Jak dodał, tylko w USA sprzedaż suplementów diety szacuje się na prawie 50 miliardów dolarów, a wiele reklamowanych jest jako naturalna alternatywa dla ochrony serca i obniżania cholesterolu. Pacjenci często stosują suplementy zamiast statyn, przy braku wysokiej jakości danych.
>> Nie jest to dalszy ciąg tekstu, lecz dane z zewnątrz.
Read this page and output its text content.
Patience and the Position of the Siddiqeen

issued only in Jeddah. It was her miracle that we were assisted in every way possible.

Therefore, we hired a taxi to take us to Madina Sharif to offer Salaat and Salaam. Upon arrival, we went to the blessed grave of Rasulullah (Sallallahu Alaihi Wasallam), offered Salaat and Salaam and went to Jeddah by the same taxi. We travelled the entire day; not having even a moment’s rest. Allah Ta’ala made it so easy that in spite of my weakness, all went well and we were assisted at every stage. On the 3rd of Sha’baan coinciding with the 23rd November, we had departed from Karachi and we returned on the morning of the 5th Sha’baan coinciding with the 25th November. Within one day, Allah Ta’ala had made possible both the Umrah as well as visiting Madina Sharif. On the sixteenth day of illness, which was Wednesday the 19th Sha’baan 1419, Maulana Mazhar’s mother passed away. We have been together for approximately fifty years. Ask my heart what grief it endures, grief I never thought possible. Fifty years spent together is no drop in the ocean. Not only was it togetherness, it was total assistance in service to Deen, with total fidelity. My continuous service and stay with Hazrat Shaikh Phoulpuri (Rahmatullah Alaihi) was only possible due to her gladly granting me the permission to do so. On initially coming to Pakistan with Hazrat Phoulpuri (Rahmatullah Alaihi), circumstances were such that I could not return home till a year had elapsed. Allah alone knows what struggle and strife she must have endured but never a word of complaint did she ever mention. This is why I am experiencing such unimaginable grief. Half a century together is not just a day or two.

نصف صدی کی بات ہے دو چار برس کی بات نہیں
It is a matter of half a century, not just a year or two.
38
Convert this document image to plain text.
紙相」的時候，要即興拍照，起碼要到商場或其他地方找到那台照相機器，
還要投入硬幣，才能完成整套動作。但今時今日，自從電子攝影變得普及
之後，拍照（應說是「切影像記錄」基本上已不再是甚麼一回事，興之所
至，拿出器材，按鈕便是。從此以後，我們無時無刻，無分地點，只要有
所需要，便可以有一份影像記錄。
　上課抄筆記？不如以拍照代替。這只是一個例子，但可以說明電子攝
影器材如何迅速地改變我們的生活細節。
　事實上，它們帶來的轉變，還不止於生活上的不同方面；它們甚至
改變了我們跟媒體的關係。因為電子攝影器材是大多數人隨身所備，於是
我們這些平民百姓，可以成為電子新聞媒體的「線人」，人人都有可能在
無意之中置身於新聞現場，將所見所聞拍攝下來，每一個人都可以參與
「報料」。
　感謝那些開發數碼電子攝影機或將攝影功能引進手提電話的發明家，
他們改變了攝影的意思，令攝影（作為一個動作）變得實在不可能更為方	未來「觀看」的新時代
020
Stanowi to poważny problem zdrowia publicznego. - podkreślił.
Badanie było sfinansowane z grantu przekazanego przez firmę AstraZeneca, która jednak nie miała wglądu ani w metodologię, ani w analizę danych czy wyniki badania. Miało również pewne ograniczenia: jak przyznali naukowcy, była to przede wszystkim stosunkowo niewielka wielkość grupy badawczej.
Ograniczeniem był również czas trwania badania, który mógł nie wykazać działania suplementów stosowanych przez dłuższy okres. Do jego wyników odniosło się amerykańskie stowarzyszenie handlowe zrzeszające producentów suplementów - Council for Responsible Nutrition. Jak stwierdzono, celem suplementów nie jest zastąpienie leków ani innych metod leczenia. - Suplementy diety nie mają na celu szybkich rozwiązań, a ich efekty mogą nie zostać ujawnione w trakcie badania, które obejmuje tylko cztery tygodnie - stwierdziła Andrea Wong, wiceprezes stowarzyszenia.